A functional graphene oxide-ionic liquid composites–gold nanoparticle sensing platform for ultrasensitive electrochemical detection of Hg2+

Abstract

A simple and sensitive electrochemical assay strategy of stripping voltammetry for mercury ions (Hg²⁺) detection is described based on the synergistic effect between ionic liquid functionalized graphene oxide (GO-IL) and gold nanoparticles (AuNPs). The AuNPs–GO-IL modified onto glassy carbon electrode (GCE) resulted in highly enhanced electron conductive nanostructured membrane and large electroactive surface area, which was excellently examined by scanning electron microscopy and cyclic voltammetry.
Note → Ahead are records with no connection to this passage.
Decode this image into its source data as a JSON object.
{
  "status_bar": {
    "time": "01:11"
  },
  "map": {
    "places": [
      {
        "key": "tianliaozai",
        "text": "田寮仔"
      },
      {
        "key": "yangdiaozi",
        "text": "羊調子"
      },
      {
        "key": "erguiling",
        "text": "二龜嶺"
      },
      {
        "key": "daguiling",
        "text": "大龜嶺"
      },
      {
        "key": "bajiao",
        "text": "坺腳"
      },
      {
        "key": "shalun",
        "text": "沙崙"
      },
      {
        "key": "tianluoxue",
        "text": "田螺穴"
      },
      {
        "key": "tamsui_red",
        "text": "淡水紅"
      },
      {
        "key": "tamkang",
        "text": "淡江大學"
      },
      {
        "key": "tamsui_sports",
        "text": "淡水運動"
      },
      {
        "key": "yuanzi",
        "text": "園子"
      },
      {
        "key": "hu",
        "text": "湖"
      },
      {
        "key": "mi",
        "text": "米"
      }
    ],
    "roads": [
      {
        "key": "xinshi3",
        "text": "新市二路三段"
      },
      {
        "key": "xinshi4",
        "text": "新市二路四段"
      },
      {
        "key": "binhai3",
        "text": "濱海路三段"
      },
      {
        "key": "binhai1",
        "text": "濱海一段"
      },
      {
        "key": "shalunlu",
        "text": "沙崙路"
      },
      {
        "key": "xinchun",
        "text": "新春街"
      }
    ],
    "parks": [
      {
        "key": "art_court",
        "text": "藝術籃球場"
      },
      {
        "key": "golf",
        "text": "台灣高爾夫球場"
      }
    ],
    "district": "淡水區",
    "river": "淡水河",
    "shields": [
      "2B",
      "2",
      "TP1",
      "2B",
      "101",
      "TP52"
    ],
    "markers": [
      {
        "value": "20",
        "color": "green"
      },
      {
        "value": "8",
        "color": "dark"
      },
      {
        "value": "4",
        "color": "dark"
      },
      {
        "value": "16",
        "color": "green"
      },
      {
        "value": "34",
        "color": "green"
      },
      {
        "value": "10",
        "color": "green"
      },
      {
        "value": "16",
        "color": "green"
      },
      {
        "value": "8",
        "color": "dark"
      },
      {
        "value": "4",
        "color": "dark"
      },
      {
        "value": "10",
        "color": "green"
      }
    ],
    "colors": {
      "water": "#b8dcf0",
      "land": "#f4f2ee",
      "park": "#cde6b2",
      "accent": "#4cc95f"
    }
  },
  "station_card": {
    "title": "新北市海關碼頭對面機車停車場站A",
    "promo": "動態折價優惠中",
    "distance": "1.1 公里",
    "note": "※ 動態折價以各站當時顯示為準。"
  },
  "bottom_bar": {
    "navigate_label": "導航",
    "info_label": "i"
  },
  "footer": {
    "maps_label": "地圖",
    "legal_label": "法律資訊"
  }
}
After accumulating Hg²⁺, anodic stripping voltammetry (ASV) was performed, and differential pulse voltammetry (DPV) was employed for signal recording of Hg²⁺. Several main experimental parameters were optimized, i.e., deposition potential and time of AuNPs were −0.2 V and 180 s, respectively, and accumulation potential and time of Hg²⁺ were −0.3 V and 660 s, respectively. Under the optimal conditions, this AuNPs–GO-IL–GCE sensor attained a good linearity in a wide range of 0.1–100 nM (R = 0.9808) between the concentration of the Hg²⁺ standard and peak current. The limit of detection was estimated to be 0.03 nM at a signal-to-noise ratio of 3σ. A variety of common coexistent ions in water samples were investigated, showing no obvious interferences on the Hg²⁺ detection. The practical application of the proposed sensor has been carried out and demonstrated as feasible for determination of trace levels of Hg²⁺ in drinking and environmental water samples.